Audio Transfer Grade: A-
Disc ExtrasFull Motion menu with music
Scene Access with 28 cues
Subtitles/Captions in English, French with remote access
1 Original Trailer(s)
10 Other Trailer(s) featuring Layer Cake, 2046, November, 3-Iron, House of Flying Daggers, Lords of Dogtown, XXX: State of the Union, Stripes, Crouching Tiger Hidden Dragon, Mirror Mask
15 TV Spots/Teasers
2 Deleted Scenes
1 Feature/Episode commentary by Stephen Chow, Lam Tze Chung, Tin Kai Man, and Chan Kwok Kwun
Packaging: generic plastic keepcase
Another worthwhile extra is the 28-minute interview with Chow by Asian film expert Ric Meyers. Speaking in English, Chow quickly discusses his background, but most of the conversation focuses on the specific aspects of the production. He speaks well and appears to enjoy speaking about a wide range of elements, including the casting, music, and story decisions. The two deleted scenes are much less exciting, as they simply present alternate versions of moments that do appear in the original film. Each scene runs for about two minutes and provides little new material.
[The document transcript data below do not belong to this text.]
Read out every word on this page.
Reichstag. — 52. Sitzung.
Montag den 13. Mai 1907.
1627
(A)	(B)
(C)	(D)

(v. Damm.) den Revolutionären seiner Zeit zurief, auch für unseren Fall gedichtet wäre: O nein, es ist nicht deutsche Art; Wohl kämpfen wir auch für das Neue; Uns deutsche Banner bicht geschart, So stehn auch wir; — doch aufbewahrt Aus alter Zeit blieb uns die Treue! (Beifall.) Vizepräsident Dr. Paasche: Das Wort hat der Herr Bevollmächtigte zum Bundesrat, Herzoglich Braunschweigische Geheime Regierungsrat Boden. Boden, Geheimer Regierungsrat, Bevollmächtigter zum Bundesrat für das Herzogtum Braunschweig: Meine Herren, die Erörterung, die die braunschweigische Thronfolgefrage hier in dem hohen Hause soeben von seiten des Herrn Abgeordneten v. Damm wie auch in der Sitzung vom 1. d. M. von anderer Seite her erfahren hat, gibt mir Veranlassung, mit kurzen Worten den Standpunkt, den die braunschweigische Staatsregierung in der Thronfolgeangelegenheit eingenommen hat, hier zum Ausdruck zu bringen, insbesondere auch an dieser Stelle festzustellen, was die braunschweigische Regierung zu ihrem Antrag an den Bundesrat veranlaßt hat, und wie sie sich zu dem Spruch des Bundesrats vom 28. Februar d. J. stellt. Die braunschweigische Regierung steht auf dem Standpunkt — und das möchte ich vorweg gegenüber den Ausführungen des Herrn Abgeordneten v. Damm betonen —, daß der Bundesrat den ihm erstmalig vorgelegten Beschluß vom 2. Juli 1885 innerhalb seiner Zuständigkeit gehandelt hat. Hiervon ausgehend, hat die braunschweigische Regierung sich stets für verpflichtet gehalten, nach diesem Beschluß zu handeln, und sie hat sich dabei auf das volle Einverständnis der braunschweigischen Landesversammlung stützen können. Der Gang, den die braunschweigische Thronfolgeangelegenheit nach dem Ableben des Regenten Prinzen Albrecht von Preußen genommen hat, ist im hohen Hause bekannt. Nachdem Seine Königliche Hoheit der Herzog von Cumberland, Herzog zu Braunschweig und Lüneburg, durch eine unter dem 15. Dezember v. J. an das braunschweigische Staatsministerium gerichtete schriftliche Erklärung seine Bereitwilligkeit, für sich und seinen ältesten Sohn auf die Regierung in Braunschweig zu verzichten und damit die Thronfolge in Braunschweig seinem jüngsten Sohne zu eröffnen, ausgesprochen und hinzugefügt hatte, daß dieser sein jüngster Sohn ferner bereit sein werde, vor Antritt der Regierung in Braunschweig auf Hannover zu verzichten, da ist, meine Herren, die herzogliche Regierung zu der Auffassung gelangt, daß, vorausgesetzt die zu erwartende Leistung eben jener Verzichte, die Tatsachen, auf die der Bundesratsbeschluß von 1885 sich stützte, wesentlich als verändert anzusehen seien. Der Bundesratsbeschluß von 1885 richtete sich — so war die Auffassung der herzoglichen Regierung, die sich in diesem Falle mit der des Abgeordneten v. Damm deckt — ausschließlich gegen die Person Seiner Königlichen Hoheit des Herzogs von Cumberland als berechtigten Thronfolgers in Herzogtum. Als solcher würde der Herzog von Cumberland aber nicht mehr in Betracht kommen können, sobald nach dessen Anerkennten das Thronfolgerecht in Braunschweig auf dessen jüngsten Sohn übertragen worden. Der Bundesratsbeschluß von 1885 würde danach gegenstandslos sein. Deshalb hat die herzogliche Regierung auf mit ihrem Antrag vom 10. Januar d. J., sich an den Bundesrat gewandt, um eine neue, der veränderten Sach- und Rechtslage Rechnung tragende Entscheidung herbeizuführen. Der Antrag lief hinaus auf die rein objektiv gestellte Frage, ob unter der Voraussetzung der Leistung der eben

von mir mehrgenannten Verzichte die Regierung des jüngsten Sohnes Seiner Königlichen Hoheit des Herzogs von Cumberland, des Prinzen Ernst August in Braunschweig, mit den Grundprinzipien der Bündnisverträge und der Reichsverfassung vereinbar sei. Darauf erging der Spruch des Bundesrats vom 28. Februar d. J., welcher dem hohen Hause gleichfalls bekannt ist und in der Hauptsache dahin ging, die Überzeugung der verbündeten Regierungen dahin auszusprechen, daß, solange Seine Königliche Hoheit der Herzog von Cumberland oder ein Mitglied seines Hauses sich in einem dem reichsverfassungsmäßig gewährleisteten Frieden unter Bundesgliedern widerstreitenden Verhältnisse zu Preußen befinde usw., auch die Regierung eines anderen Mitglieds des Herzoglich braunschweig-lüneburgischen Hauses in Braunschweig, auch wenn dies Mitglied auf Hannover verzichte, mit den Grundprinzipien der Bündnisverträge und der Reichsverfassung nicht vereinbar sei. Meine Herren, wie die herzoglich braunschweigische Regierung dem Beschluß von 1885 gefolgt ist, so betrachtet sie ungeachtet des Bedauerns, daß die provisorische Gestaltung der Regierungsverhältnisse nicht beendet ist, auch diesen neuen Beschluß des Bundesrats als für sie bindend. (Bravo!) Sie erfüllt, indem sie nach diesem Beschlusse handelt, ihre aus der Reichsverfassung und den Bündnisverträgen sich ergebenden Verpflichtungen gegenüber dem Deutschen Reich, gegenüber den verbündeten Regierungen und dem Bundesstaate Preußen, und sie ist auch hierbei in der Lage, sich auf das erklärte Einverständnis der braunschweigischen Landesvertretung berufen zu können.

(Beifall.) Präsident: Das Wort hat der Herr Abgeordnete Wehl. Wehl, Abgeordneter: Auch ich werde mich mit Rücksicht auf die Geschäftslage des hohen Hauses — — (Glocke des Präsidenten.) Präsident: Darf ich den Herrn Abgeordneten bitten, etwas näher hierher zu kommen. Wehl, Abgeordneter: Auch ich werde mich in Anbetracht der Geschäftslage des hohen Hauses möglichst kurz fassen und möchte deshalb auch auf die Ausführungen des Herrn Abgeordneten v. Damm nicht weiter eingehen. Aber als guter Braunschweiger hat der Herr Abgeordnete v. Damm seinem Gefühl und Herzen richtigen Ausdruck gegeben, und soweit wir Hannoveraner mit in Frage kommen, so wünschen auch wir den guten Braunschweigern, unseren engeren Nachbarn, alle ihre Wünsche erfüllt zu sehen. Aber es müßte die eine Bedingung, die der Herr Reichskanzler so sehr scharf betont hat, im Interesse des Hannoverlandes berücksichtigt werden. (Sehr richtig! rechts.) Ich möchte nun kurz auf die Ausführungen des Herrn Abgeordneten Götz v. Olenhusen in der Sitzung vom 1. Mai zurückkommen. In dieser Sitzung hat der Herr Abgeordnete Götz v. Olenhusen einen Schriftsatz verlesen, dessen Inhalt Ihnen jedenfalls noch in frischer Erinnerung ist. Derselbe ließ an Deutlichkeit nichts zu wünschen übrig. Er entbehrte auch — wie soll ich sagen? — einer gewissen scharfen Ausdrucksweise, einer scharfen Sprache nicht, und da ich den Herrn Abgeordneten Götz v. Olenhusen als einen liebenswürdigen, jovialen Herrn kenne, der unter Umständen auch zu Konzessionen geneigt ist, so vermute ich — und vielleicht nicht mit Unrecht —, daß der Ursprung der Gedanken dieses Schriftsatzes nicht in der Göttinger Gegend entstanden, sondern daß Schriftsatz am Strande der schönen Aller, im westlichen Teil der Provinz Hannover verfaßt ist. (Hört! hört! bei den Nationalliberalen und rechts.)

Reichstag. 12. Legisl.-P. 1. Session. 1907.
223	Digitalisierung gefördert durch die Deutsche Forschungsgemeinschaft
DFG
The remaining supplements include five minutes of outtakes and bloopers, 15 television spots, 11 preview trailers, and an international poster exploration gallery. The bloopers consist mainly of the actors cracking up while trying to complete lines, but they also include a few mistakes with the complex wire work. The TV spots are mostly 30 seconds and appear with an attractive widescreen format. Another impressive aspect is the large collection of trailers, which include such recent successful martial arts pictures as House of Flying Daggers and Crouching Tiger, Hidden Dragon along with new films like November.
Extras Grade: A-
Final CommentsStephen Chow's Kung Fu Hustle takes the martial arts genre to new heights of both action and silliness. He deftly combines the violent battles with gags and crafts a highly entertaining movie. This impressive DVD is poised to become a major home-video hit, especially among genre devotees.